I've been using samtools and bcftools to call variants from 16 human whole genome runs. They were obtained from ncbi in.sra format and were extracted to .bam format. Each of the 16 Bams were sorted, indexed and I used samtools mpileup to generate the .bcf files.
To accomplish this in a reasonable amount of time I split the data into 1 megabase windows (e.g. chr1:1-1000000, chr1:1000001-2000000) which translate to 3,114 windows. I ran them in a cluster accesible to my lab, running 800 jobs at a time. It finished in a reasonable amount of times and I proceeded to generate index files for eac bam using (this will be a simplified version):
#BATCH --array-1-3114%800 bcftools index <fileWIndow,bcf>
I assumed that it would take equal or less amount of resources than generating the .bcf files, it didn't. For some reason it substantially slowed the cluster (It's been 0 days since I last brought the cluster to it's knees) After talking with the cluster support team we didn't really reach any solid conclusion on what was going on, I'm guessing if I understood better what the indexing algorithm is doing I might figure out what's going on.

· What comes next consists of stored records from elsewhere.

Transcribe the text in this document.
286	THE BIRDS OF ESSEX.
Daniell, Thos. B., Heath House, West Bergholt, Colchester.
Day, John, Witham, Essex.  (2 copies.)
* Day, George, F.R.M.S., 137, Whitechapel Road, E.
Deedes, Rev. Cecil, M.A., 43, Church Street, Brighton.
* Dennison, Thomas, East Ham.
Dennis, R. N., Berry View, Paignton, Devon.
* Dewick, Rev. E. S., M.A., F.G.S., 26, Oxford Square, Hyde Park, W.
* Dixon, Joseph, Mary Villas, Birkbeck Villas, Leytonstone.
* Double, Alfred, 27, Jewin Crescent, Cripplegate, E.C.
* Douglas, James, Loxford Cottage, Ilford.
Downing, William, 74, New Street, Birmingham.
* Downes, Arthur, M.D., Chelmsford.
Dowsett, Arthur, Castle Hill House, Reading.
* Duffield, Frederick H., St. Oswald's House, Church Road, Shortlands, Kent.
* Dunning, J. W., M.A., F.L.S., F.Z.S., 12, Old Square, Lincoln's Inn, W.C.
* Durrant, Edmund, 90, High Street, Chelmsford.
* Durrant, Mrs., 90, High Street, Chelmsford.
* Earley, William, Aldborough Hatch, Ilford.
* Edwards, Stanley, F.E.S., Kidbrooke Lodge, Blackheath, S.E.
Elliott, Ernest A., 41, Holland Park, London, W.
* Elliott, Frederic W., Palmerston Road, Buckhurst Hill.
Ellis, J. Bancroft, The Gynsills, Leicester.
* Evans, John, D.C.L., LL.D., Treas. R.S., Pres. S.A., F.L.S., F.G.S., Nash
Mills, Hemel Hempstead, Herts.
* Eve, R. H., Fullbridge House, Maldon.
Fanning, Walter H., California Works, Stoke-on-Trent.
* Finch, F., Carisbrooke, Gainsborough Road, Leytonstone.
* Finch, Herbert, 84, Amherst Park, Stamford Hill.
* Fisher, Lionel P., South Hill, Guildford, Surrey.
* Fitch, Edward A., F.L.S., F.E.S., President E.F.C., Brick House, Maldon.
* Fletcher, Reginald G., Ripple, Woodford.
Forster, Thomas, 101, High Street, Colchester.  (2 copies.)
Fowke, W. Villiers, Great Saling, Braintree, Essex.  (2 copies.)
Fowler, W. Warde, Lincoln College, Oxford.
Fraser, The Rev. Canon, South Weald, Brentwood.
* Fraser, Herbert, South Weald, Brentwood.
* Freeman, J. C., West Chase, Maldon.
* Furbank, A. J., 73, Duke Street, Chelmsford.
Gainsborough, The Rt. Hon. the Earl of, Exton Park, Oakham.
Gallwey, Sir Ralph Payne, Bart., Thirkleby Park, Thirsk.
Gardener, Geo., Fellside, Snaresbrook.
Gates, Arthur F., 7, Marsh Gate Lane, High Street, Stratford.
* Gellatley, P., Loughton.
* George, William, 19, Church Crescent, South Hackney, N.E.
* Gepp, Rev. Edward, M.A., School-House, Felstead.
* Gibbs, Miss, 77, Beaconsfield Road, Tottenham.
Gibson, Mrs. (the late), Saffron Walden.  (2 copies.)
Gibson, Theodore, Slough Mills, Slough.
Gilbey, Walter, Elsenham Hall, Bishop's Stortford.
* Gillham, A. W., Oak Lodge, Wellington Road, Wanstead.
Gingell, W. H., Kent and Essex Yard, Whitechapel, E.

Could anyone roughly explain why the marked differenc ein performance between mpileup and bcftools index? I'm aware the algorithms are different but I would assume making and index is faster than generating the bcf
Thanks in advance if someone decides to tackle this with me, I'll be happy to provide as much info as possible
How does bcftools index algorithm generate the indexes? What resources would it be using most? Why would it be more resource demanding than creating bcf files?